This letter originally included letters from William Henry Seward to Frances Adeline Miller Seward, written August 11, 12, and 13th, 1857.
Monday August 10th 1857.
The 10th day of August and the 10th also of our voyage. We expected to reach
our destination in half the time, and yet it is not even in sight now.
Nevertheless we are content and thankful. We have encountered no accident
no one of us has been seriously sick or even long ill of the sickness of the
sea which like the tooth ache wins no pity. We have seen and
are seeing a clime (strange and to us unnatural – Beneath us is
the mighty fathomless and boundless, the dark, the mysterious the
frigid the relentless ocean. The doves do not strut and swell around
our home at Auburn more freely or more plentifully than the great whales
are at this moment sporting and carolling all around me at this
moment, in their their own proper societies.
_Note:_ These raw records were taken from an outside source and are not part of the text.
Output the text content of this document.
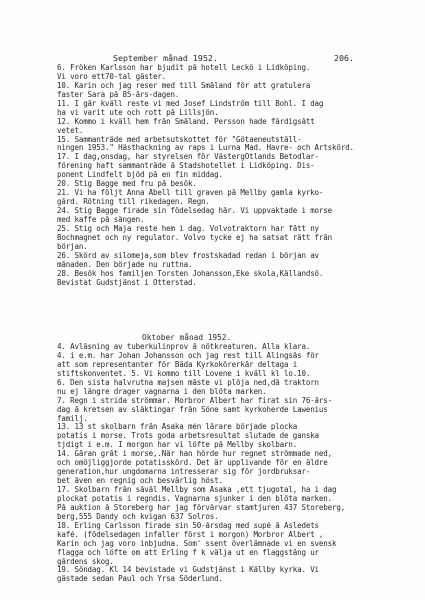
September månad 1952.	206.
6. Fröken Karlsson har bjudit på hotell Leckö i Lidköping.
Vi voro ett70-tal gäster.
10. Karin och jag reser med till Småland för att gratulera
faster Sara på 85-års-dagen.
11. I går kväll reste vi med Josef Lindström till Bohl. I dag
ha vi varit ute och rott på Lillsjön.
12. Kommo i kväll hem från Småland. Persson hade färdigsått
vetet.
15. Sammanträde med arbetsutskottet för "Götaeneutställ-
ningen 1953." Hästhackning av raps i Lurna Mad. Havre- och Ärtskörd.
17. I dag,onsdag, har styrelsen för VästergÖtlands Betodlar-
förening haft sammanträde å Stadshotellet i Lidköping. Dis-
ponent Lindfelt bjöd på en fin middag.
20. Stig Bagge med fru på besök.
21. Vi ha följt Anna Åbell till graven på Mellby gamla kyrko-
gård. Rötning till rikedagen. Regn.
24. Stig Bagge firade sin födelsedag här. Vi uppvaktade i morse
med kaffe på sängen.
25. Stig och Maja reste hem i dag. Volvotraktorn har fått ny
Bochmagnet och ny regulator. Volvo tycke ej ha satsat rätt från
början.
26. Skörd av silomeja,som blev frostskadad redan i början av
månaden. Den började nu ruttna.
28. Besök hos familjen Torsten Johansson,Eke skola,Källandsö.
Bevistat Gudstjänst i Otterstad.
Oktober månad 1952.
4. Avläsning av tuberkulinprov å nötkreaturen. Alla klara.
4. i e.m. har Johan Johansson och jag rest till Alingsås för
att som representanter för Bäda Kyrkokörerkår deltaga i
stiftskonventet. 5. Vi kommo till Lovene i kväll kl lo.10.
6. Den sista halvrutna majsen måste vi plöja ned,då traktorn
nu ej längre drager vagnarna i den blöta marken.
7. Regn i strida strömmar. Morbror Albert har firat sin 76-års-
dag å kretsen av släktingar från Söne samt kyrkoherde Lawenius
familj.
13. 13 st skolbarn från Åsaka mén lärare började plocka
potatis i morse. Trots goda arbetsresultat slutade de ganska
tjdigt i e.m. I morgon har vi löfte på Mellby skolbarn.
14. Gåran gråt i morse,.När han hörde hur regnet strömmade ned,
och omöjliggjorde potatisskörd. Det är upplivande för en äldre
generation,hur ungdomarna intresserar sig för jordbruksar-
bet även en regnig och besvärlig höst.
17. Skolbarn från såväl Mellby som Åsaka ,ett tjugotal, ha i dag
plockat potatis i regndis. Vagnarna sjunker i den blöta marken.
På auktion å Storeberg har jag förvärvar stamtjuren 437 Storeberg,
berg,555 Dandy och kvigan 637 Solros.
18. Erling Carlsson firade sin 50-årsdag med supé å Asledets
kafé. (födelsedagen infaller först i morgon) Morbror Albert ,
Karin och jag voro inbjudna. Som' ssent överlämnade vi en svensk
flagga och löfte om att Erling f k välja ut en flaggstång ur
gårdens skog.
19. Söndag. Kl 14 bevistade vi Gudstjänst i Källby kyrka. Vi
gästade sedan Paul och Yrsa Söderlund.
Then this coast of Labrador
that fills up the horizen on our left, rocky, with ridges of hills decending
to the beach ascending from the beach by teires until they shut out
the great waters of the North by mountain barriers. Only one vessel is
in sight and that is a majestic ship with all sail set beating up
in the gulf against the gentle wind that is moving us forward
in our frail little bark toward the island of Anticosti. We
hope soon to come within sight of Mignan the end of our voyage and
to anchor there to night. Soon thereafter to set our faces homeward.